Soil pollution affects the health of humans, plants, and animals. Crops or plants grown on such contaminated soil absorbs toxic material from the soil and will decrease the agricultural output of a land. When animals or human beings consume these crops or plants the toxic material can pass into their body. Long-term consumption of these crops may cause chronic diseases that are non-treatable. children are usually more susceptible to exposure to contaminants because they come in close contact with the soil by playing in the ground, So, it is always important to test the quality of the soil before allowing kids to play there, especially in an industrialized area.


Effects of Soil Pollution on Human Health

The contamination of soil has a major consequence on human health. Crops and plants that are grown on polluted soil absorb most of the pollution and then pass them to humans. Living, working, or playing in contaminated soil can lead to respiratory diseases, skin diseases, and other health problems. Diseases caused by soil pollution include Irritation of the skin and the eyes, Headaches, nausea, vomiting, Coughing, pain in the chest, and wheezing.


Effects on Plants 

In such a short period of time, plants are unable to adapt to the soil change chemistry. Fungi and bacteria found in the soil that bind them together start to decline, which creates an additional problem in soil erosion. Regular use of chemical fertilizers, inorganic fertilizers, pesticides will decrease the fertility of the soil and alter the structure of soil. This will lead to a decrease in soil quality and poor quality of crops. The fertility of the soil diminishes slowly, making land unsuitable for agriculture and any local vegetation to survive.


Effects on the Ecosystem

The soil is an important habitat for different types of microorganisms, birds, and insects. Thus, change in the chemistry of soil can negatively impact the lives of living organisms and can result in the gradual death of many organisms. 


FAQs (Frequently Asked Questions)

1. What are some preventive measures of soil pollution?

Some preventive measures of soil pollution are:

  • Land farming should be promoted for waste treatment.

  • Recycling of waste before disposal.

  • Proper maintenance of the sewage system.
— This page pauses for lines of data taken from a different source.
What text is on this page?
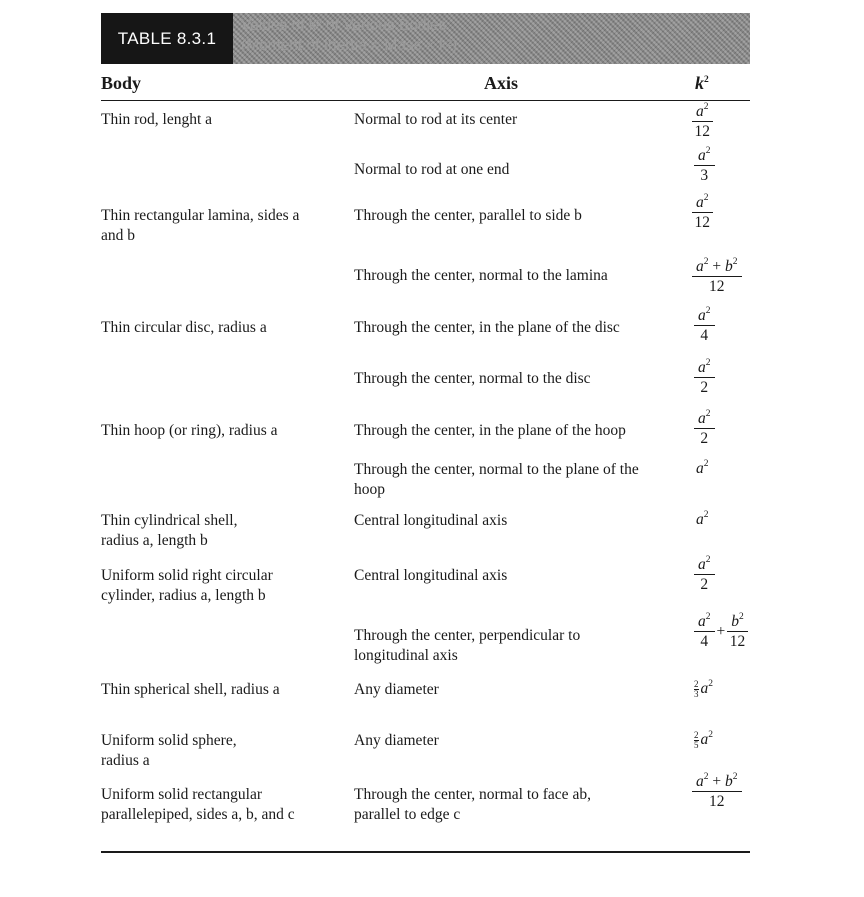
TABLE 8.3.1
Values of k² of Various Bodies
(Moment of Inertia = Mass × k²)
Body	Axis	$k^2$
Thin rod, lenght a
Thin rectangular lamina, sides a and b
Thin circular disc, radius a
Thin hoop (or ring), radius a
Thin cylindrical shell, radius a, length b
Uniform solid right circular cylinder, radius a, length b
Thin spherical shell, radius a
Uniform solid sphere, radius a
Uniform solid rectangular parallelepiped, sides a, b, and c
Normal to rod at its center
Normal to rod at one end
Through the center, parallel to side b
Through the center, normal to the lamina
Through the center, in the plane of the disc
Through the center, normal to the disc
Through the center, in the plane of the hoop
Through the center, normal to the plane of the hoop
Central longitudinal axis
Central longitudinal axis
Through the center, perpendicular to longitudinal axis
Any diameter
Any diameter
Through the center, normal to face ab, parallel to edge c
$a^2$
12
$a^2$
3
$a^2$
12
$a^2 + b^2$
12
$a^2$
4
$a^2$
2
$a^2$
2
$a^2$
$a^2$
$a^2$
2
$\frac{a^2}{4} + \frac{b^2}{12}$
$\frac{2}{3} a^2$
$\frac{2}{5} a^2$
$a^2 + b^2$
12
  • Use plants to extract heavy metals.

  • Use of Natural Manure/ Use of organic fertilizers instead of chemical fertilizers and pesticides.

  • The proper disposal method of household and industrial waste.

  • Reforestation and Afforestation Should be Promoted.

2. Give some examples of the contaminants that pollute soils.

Soil pollution is the contamination of soil with huge concentrations of toxic substances.

Some examples of contaminants are mercury, Copper, Zinc, Nickel, Arsenic, Lead, etc.